I had allowed her to keep the couple of eggs that remained in her nest after I rescued the last hatchling and kept checking under her each morning in hopes of more babies. Instead I began to find more eggs, of different hues — meaning that while some might have been hers, others were obviously from other hens and possibly even one of the ducks. I did not want to unduly disturb her, so I kept my checking to the minimum.
When I did chores this morning I thought that Broody Hen, who had been setting in the left most nest all along had apparently left the remaining clutch, which was still warm, to take up a position in the right hand milk crate (shown nearly empty in the photo, right, from earlier in the month) on a few eggs. After attempting to check her new location, I am not totally sure the blue crate is, indeed, occupied by the hen I expected. You see, the first mama, who I have been calling Broody Hen, was the most mellow broody I have ever handled. She never really minded my feeling under her, never pecked at me or raised her voice. At most, her clucks of disapproval sounded more like a resigned, under the breath, fussing. “yeah, I know you gotta… just get it done and leave me to it” kind of fussing. I even picked her up a bit, gently, by handfuls of her back feathers to more easily extract stressed chicks and she never fussed at all!
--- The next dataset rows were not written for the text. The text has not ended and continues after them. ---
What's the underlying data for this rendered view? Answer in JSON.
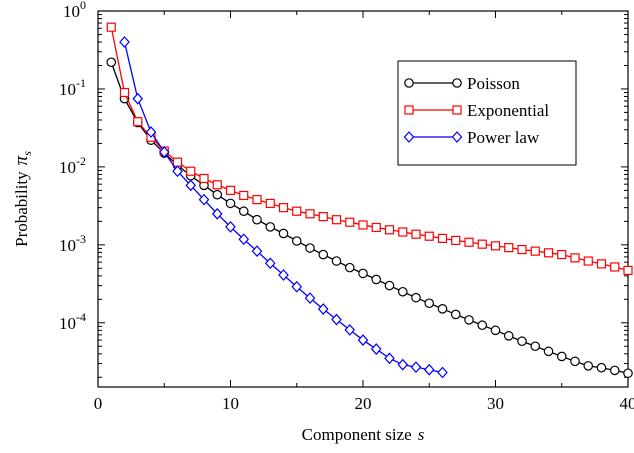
{
  "chart_data": {
    "type": "line",
    "xlabel": "Component size",
    "xlabel_symbol": "s",
    "ylabel": "Probability",
    "ylabel_symbol": "π",
    "ylabel_subscript": "s",
    "xlim": [
      0,
      40
    ],
    "ylim": [
      1.5e-05,
      1
    ],
    "yscale": "log",
    "x_ticks": [
      0,
      10,
      20,
      30,
      40
    ],
    "y_ticks": [
      {
        "exp": "0",
        "value": 1
      },
      {
        "exp": "-1",
        "value": 0.1
      },
      {
        "exp": "-2",
        "value": 0.01
      },
      {
        "exp": "-3",
        "value": 0.001
      },
      {
        "exp": "-4",
        "value": 0.0001
      }
    ],
    "y_tick_base": "10",
    "legend_position": "top-right",
    "series": [
      {
        "name": "Poisson",
        "color": "#000000",
        "marker": "circle",
        "x": [
          1,
          2,
          3,
          4,
          5,
          6,
          7,
          8,
          9,
          10,
          11,
          12,
          13,
          14,
          15,
          16,
          17,
          18,
          19,
          20,
          21,
          22,
          23,
          24,
          25,
          26,
          27,
          28,
          29,
          30,
          31,
          32,
          33,
          34,
          35,
          36,
          37,
          38,
          39,
          40
        ],
        "y": [
          0.22,
          0.075,
          0.037,
          0.022,
          0.015,
          0.0105,
          0.0077,
          0.0058,
          0.0044,
          0.0034,
          0.0027,
          0.0021,
          0.0017,
          0.0014,
          0.00112,
          0.00091,
          0.00075,
          0.00062,
          0.00051,
          0.00043,
          0.00036,
          0.0003,
          0.00025,
          0.00021,
          0.000178,
          0.000151,
          0.000128,
          0.000109,
          9.3e-05,
          8e-05,
          6.8e-05,
          5.8e-05,
          5e-05,
          4.3e-05,
          3.7e-05,
          3.2e-05,
          2.8e-05,
          2.65e-05,
          2.45e-05,
          2.25e-05
        ]
      },
      {
        "name": "Exponential",
        "color": "#ff0000",
        "marker": "square",
        "x": [
          1,
          2,
          3,
          4,
          5,
          6,
          7,
          8,
          9,
          10,
          11,
          12,
          13,
          14,
          15,
          16,
          17,
          18,
          19,
          20,
          21,
          22,
          23,
          24,
          25,
          26,
          27,
          28,
          29,
          30,
          31,
          32,
          33,
          34,
          35,
          36,
          37,
          38,
          39,
          40
        ],
        "y": [
          0.62,
          0.09,
          0.038,
          0.024,
          0.016,
          0.0115,
          0.0088,
          0.0071,
          0.0059,
          0.005,
          0.0043,
          0.0038,
          0.0034,
          0.003,
          0.0027,
          0.0025,
          0.0023,
          0.0021,
          0.00195,
          0.0018,
          0.00167,
          0.00156,
          0.00146,
          0.00137,
          0.00129,
          0.00121,
          0.00114,
          0.00108,
          0.00102,
          0.00097,
          0.00092,
          0.00087,
          0.00083,
          0.00079,
          0.00075,
          0.00068,
          0.00062,
          0.00057,
          0.00052,
          0.00047
        ]
      },
      {
        "name": "Power law",
        "color": "#0000ff",
        "marker": "diamond",
        "x": [
          2,
          3,
          4,
          5,
          6,
          7,
          8,
          9,
          10,
          11,
          12,
          13,
          14,
          15,
          16,
          17,
          18,
          19,
          20,
          21,
          22,
          23,
          24,
          25,
          26
        ],
        "y": [
          0.4,
          0.075,
          0.028,
          0.0155,
          0.0088,
          0.0058,
          0.0038,
          0.0025,
          0.0017,
          0.00118,
          0.00083,
          0.00058,
          0.00041,
          0.00029,
          0.000207,
          0.00015,
          0.00011,
          8.1e-05,
          6e-05,
          4.6e-05,
          3.5e-05,
          2.9e-05,
          2.7e-05,
          2.5e-05,
          2.3e-05
        ]
      }
    ]
  }
}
This morning, though, my attempt to feel under the black hen in the blue crate elicited a much different reaction. I was pecked at quite vigorously and she yelled at me! If you have ever been yelled at by a hen, you know that tone of voice. The only logical conclusion is that BlueCrate Hen is a different individual and that Broody Hen was off her clutch, eating with the others of her ilk. They do get off the nest when broody, briefly and from time to time to eat, drink and void. And I was doing chores later than usual, so I might have hit her routine during a different part. Who knows… I know I will be checking in with them this evening and if I don’t see two black hens setting, I will bring the abandoned eggs in. I won’t try putting them under BlueCrate. I did try to slip one under this morning and she was having none of it. That was when she pecked me.
Evening chicken update: the picture tells the story! Yes, I have two hens currently on eggs. And here I was worried about self-replication! LOL Even if they continue to have results as spotty as I have seen thus far, we will have home grown hens, and a few roaster roosters for the freezer, in addition to the load of meat birds that will be coming in a couple of months.